Single by Queens of the Stone Age

from the album Villains
- Released: June 15, 2017
- Recorded: Early 2017
- Genre: Boogie rock; glam rock;
- Length: 4:34 (album) 4:16 (radio edit)
- Label: Matador
- Songwriters: Josh Homme; Troy Van Leeuwen; Dean Fertita; Michael Shuman;
- Producer: Mark Ronson

Queens of the Stone Age singles chronology
| "I Sat by the Ocean" (2013) | "The Way You Used to Do" (2017) | "The Evil Has Landed" (2017) |

= The Way You Used to Do =

"The Way You Used to Do" is the first single from the Queens of the Stone Age album Villains. The single was released on June 15, 2017. The song is featured in the soundtrack of the 2017 racing video game Need for Speed Payback.

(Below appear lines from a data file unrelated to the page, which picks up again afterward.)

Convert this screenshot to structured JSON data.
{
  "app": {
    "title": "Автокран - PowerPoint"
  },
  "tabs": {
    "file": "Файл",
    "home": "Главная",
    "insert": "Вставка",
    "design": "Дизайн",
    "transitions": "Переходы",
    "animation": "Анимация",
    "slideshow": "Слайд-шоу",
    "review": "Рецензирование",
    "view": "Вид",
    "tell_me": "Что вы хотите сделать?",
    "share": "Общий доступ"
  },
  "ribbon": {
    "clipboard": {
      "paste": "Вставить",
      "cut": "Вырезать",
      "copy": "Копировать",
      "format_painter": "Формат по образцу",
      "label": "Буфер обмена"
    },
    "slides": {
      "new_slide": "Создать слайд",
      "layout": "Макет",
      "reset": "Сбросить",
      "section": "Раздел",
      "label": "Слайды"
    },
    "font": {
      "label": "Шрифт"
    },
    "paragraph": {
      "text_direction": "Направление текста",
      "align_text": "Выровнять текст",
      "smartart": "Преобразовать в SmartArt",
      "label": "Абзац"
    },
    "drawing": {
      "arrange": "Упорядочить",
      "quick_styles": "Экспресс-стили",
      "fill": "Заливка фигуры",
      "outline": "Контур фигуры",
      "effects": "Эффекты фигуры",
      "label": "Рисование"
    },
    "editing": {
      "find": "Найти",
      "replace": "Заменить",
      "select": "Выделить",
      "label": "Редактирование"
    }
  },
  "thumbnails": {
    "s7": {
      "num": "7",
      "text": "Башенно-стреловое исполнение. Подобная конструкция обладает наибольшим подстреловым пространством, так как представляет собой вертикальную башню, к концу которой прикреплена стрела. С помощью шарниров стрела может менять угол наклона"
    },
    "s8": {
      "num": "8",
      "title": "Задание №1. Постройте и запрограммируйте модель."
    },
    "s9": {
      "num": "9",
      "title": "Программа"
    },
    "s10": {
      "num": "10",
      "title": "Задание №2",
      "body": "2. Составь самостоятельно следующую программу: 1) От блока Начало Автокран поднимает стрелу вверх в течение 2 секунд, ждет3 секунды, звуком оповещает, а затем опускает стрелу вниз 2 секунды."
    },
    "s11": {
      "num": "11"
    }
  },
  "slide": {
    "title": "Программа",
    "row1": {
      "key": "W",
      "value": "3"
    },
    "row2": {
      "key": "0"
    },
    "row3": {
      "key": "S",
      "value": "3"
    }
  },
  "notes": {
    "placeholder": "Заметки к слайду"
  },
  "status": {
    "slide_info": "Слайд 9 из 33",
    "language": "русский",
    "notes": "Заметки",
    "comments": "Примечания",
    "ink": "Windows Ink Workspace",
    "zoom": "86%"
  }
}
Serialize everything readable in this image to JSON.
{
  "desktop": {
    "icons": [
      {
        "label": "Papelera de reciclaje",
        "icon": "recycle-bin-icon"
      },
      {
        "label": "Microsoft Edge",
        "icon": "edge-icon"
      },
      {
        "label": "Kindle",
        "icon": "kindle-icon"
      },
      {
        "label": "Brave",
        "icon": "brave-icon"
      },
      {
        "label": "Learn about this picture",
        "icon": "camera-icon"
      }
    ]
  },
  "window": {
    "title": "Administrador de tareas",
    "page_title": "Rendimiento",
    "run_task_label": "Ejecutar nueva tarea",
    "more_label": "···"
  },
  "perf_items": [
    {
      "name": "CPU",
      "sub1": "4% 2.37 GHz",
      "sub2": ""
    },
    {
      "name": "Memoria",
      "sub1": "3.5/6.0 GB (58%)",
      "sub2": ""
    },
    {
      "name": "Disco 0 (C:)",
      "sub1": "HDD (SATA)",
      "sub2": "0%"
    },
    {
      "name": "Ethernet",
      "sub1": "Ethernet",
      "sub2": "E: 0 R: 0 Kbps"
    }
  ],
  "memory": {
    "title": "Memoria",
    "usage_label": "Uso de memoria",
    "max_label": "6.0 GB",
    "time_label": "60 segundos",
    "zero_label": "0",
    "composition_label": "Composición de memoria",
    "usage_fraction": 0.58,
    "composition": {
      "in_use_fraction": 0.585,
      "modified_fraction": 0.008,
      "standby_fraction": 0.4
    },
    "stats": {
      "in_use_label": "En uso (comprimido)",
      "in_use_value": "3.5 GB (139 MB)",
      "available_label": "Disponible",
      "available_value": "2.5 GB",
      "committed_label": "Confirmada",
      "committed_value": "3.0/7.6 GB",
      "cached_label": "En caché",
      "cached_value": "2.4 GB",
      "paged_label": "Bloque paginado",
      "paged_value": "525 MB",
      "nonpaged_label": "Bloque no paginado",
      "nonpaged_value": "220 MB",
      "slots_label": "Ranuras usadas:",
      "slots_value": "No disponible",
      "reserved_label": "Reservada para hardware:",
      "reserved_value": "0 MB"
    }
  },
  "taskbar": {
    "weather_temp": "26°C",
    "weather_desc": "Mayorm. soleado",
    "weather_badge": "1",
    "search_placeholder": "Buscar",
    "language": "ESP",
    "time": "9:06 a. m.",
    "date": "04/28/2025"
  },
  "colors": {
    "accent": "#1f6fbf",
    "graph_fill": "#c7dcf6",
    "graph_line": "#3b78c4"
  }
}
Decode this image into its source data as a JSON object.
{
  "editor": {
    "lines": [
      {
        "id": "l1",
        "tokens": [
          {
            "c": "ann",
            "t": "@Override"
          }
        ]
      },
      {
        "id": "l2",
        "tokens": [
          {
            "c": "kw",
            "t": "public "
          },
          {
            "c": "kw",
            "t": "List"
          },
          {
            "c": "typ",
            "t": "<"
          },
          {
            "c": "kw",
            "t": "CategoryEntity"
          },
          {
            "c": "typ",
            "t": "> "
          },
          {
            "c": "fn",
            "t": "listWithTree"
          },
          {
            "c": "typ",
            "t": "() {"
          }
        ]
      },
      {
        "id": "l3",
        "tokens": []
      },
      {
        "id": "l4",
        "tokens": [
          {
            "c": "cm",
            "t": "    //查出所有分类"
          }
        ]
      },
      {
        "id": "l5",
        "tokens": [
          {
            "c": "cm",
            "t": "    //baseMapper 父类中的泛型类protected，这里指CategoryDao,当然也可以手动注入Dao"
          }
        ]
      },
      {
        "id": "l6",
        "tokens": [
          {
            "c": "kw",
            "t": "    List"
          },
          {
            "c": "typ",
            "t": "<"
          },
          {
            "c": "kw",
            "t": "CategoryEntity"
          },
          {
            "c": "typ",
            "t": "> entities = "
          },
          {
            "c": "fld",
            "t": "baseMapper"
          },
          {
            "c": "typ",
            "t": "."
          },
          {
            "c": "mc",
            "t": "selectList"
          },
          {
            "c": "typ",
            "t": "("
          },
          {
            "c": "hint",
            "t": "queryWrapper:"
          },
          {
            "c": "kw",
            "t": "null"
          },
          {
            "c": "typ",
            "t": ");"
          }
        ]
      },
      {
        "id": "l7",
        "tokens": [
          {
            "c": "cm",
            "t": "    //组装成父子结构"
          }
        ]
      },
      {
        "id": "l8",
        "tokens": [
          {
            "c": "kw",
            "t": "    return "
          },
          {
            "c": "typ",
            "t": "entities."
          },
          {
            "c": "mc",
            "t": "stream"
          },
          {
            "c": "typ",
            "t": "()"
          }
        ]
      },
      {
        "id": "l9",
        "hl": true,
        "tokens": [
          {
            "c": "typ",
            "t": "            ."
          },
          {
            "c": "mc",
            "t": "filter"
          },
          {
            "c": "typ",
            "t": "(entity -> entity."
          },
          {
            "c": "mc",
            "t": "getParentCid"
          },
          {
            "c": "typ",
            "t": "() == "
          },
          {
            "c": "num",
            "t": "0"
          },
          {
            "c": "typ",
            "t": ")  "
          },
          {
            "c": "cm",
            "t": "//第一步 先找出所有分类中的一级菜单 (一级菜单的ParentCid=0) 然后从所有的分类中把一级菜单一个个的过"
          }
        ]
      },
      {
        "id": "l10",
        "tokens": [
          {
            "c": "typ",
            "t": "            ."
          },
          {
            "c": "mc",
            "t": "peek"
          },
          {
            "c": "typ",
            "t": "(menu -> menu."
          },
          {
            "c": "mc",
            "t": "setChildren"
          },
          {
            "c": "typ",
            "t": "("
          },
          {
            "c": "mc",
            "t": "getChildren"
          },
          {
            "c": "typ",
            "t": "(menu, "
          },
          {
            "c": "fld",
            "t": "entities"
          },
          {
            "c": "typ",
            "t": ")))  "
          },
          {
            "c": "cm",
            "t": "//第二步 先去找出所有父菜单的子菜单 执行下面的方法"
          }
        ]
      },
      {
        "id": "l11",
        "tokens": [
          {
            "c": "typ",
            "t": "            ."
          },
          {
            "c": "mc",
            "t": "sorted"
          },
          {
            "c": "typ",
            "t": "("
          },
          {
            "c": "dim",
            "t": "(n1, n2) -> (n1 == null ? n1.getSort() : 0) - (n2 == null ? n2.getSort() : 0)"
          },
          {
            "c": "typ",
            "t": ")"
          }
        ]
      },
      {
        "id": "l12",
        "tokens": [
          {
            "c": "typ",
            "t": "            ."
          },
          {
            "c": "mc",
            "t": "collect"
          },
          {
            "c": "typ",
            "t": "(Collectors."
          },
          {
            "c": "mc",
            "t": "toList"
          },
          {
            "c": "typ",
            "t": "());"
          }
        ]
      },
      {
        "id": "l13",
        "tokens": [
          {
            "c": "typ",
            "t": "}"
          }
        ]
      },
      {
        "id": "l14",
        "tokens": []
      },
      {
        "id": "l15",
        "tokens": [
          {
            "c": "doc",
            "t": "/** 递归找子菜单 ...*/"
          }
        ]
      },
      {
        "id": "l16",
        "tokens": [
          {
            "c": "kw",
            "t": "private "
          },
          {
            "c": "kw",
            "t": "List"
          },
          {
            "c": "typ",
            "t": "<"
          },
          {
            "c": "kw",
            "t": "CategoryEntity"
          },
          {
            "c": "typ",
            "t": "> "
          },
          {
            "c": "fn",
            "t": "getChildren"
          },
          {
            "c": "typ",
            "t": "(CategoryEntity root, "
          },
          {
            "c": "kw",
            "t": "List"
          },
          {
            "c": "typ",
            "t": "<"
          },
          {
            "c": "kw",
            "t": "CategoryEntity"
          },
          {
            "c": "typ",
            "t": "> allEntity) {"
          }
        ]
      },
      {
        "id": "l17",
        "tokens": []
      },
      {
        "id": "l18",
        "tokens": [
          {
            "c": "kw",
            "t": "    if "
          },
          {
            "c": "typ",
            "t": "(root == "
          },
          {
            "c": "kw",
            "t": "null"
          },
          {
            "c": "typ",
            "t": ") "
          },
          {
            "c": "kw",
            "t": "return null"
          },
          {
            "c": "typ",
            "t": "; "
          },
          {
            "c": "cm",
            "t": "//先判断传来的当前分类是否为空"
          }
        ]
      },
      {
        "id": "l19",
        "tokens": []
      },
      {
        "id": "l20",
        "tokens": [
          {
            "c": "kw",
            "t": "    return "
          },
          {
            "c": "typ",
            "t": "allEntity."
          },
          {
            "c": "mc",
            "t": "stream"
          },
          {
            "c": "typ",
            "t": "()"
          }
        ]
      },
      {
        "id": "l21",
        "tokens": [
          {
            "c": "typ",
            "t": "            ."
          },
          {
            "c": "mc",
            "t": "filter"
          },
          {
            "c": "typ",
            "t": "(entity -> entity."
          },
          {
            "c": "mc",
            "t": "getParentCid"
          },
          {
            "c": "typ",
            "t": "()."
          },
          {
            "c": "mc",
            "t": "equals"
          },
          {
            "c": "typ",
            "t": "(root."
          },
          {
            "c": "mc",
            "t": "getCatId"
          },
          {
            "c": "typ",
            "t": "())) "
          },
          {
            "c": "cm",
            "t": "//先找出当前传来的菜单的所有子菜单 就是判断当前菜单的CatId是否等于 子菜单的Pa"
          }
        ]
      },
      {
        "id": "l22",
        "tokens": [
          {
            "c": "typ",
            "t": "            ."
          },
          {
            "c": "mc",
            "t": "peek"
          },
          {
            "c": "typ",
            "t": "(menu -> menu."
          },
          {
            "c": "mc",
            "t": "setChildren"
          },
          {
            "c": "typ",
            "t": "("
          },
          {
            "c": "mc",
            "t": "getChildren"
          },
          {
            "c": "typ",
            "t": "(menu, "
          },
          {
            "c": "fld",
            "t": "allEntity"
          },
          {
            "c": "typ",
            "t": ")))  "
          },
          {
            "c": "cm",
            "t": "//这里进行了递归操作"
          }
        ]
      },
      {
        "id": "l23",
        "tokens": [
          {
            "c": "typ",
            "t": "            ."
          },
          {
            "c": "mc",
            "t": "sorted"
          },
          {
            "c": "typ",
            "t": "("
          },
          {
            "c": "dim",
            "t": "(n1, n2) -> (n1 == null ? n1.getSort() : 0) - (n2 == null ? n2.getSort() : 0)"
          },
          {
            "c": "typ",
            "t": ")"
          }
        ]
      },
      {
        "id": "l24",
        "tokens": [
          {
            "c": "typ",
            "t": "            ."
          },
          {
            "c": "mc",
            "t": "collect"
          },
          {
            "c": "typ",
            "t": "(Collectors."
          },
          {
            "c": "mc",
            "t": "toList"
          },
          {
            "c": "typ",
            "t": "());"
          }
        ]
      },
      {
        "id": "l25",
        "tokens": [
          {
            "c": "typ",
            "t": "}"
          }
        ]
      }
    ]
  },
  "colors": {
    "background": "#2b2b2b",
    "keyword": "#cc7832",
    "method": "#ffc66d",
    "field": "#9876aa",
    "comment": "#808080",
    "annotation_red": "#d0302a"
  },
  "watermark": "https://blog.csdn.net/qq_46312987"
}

Rolling Stone described the song as "grisly and jumping".

==Background==
"The Way You Used to Do" was first released on June 15, 2017. A music video, directed by Jonas Åkerlund, was released on August 15, 2017.

==Charts==

===Weekly charts===

Weekly chart performance for "The Way You Used to Do"
| Chart (2017) | Peak position |
|---|---|
| Belgium (Ultratip Bubbling Under Flanders) | 11 |
| Canada Rock (Billboard) | 1 |
| Czech Republic Modern Rock (IFPI) | 4 |
| Finland Airplay (Radiosoittolista) | 100 |
| Iceland (RÚV) | 20 |
| New Zealand Heatseekers (RMNZ) | 7 |
| Scotland Singles (OCC) | 82 |
| UK Singles Downloads (OCC) | 92 |
| UK Indie (OCC) | 23 |
| UK Rock & Metal (OCC) | 7 |
| US Hot Rock & Alternative Songs (Billboard) | 16 |
| US Rock & Alternative Airplay (Billboard) | 6 |

===Year-end charts===

Year-end chart performance for "The Way You Used to Do"
| Chart (2017) | Position |
|---|---|
| US Hot Rock Songs (Billboard) | 51 |
| US Rock Airplay (Billboard) | 25 |

==Certifications==

Certifications for "The Way You Used to Do"
| Region | Certification | Certified units/sales |
| Canada (Music Canada) | Platinum | 80,000^{‡} |
| New Zealand (RMNZ) | Gold | 15,000^{‡} |
| United Kingdom (BPI) | Silver | 200,000^{‡} |
^{‡} Sales+streaming figures based on certification alone.